Unraveling Sodium-Ion Dynamics in Honeycomb-Layered Na2MgxZn2- xTeO6 Solid Electrolytes with Solid-State NMR

Abstract

All-solid-state sodium-ion batteries (SIBs) have the potential to offer large-scale, safe, cost-effective, and sustainable energy storage solutions by supplementing the industry-leading lithium-ion batteries. However, for the enhanced bulk properties of SIB components (e.g., solid electrolytes), a comprehensive understanding of their atomic-scale structure and the dynamic behavior of sodium (Na) ions is essential.

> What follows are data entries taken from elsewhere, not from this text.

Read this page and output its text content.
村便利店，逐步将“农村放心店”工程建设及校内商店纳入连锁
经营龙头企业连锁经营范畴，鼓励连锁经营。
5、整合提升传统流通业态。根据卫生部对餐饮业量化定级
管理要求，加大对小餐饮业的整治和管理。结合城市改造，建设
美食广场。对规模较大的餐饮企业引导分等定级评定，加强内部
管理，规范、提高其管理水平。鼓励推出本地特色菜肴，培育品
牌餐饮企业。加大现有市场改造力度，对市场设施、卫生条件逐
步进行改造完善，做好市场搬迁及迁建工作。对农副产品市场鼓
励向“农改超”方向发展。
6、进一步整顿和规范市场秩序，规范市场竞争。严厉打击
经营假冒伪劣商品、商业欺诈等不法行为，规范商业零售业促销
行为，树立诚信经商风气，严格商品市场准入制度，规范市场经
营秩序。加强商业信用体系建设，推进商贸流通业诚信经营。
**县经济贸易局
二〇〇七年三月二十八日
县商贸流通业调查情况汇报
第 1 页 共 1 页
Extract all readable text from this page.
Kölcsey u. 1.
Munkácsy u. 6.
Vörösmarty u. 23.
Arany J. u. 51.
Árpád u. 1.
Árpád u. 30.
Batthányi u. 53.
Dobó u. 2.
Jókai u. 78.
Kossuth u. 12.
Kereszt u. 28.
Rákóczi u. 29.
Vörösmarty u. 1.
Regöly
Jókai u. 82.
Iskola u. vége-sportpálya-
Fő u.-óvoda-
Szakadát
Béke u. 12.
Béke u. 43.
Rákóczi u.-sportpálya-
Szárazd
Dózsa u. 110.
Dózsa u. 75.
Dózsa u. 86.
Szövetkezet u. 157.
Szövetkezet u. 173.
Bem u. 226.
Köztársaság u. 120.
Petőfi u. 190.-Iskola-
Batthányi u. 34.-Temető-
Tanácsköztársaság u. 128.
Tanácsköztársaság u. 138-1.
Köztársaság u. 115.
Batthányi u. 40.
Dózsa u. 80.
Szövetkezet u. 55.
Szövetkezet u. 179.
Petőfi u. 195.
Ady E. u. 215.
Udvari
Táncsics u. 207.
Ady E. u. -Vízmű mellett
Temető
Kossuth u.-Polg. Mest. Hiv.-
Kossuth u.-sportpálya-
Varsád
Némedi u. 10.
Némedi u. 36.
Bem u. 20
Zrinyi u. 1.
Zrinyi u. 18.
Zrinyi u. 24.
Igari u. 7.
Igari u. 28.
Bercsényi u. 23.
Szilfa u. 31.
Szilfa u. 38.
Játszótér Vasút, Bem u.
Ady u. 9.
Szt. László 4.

Here, we utilize a robust multinuclear (²³Na, ¹²⁵Te, ²⁵Mg, and ⁶⁷Zn) magnetic resonance approach to explore a novel Mg/Zn homogeneously mixed-cation honeycomb-layered oxide Na₂Mg_xZn_2-xTeO₆ solid solution series. These new intermediate compounds exhibit tailorable bulk Na-ion conductivity (σ) with the highest σ = 0.14 × 10^-4 S cm^-1 for Na₂MgZnTeO₆ at room temperature suitable for SIB solid electrolyte applications as observed by powder electrochemical impedance spectroscopy (EIS). A combination of powder X-ray diffraction (XRD), energy-dispersive X-ray (EDX) spectroscopy, and field emission scanning electron microscopy (FESEM) reveals highly crystalline phase-pure compounds in the P6₃22 space group. We show that the Mg/Zn disorder is random within the honeycomb layers using ¹²⁵Te nuclear magnetic resonance (NMR) and resolve multiple Na sites using two-dimensional (triple-quantum magic-angle spinning (3QMAS)) ²³Na NMR. The medium-range disorder in the honeycomb layer is revealed through the combination of ²⁵Mg and ⁶⁷Zn NMR, complemented by electronic structure calculations using density functional theory (DFT). Furthermore, we expose very fast local Na-ion hopping processes (hopping rate, 1/τ_NMR = 0.83 × 10⁹ Hz) by using a laser to achieve variable high-temperature (∼860 K) ²³Na NMR, which are sensitive to different Mg/Zn ratios. The Na₂MgZnTeO₆ with maximum Mg/Zn disorder displays the highest short-range Na-ion dynamics among all of the solid solution members.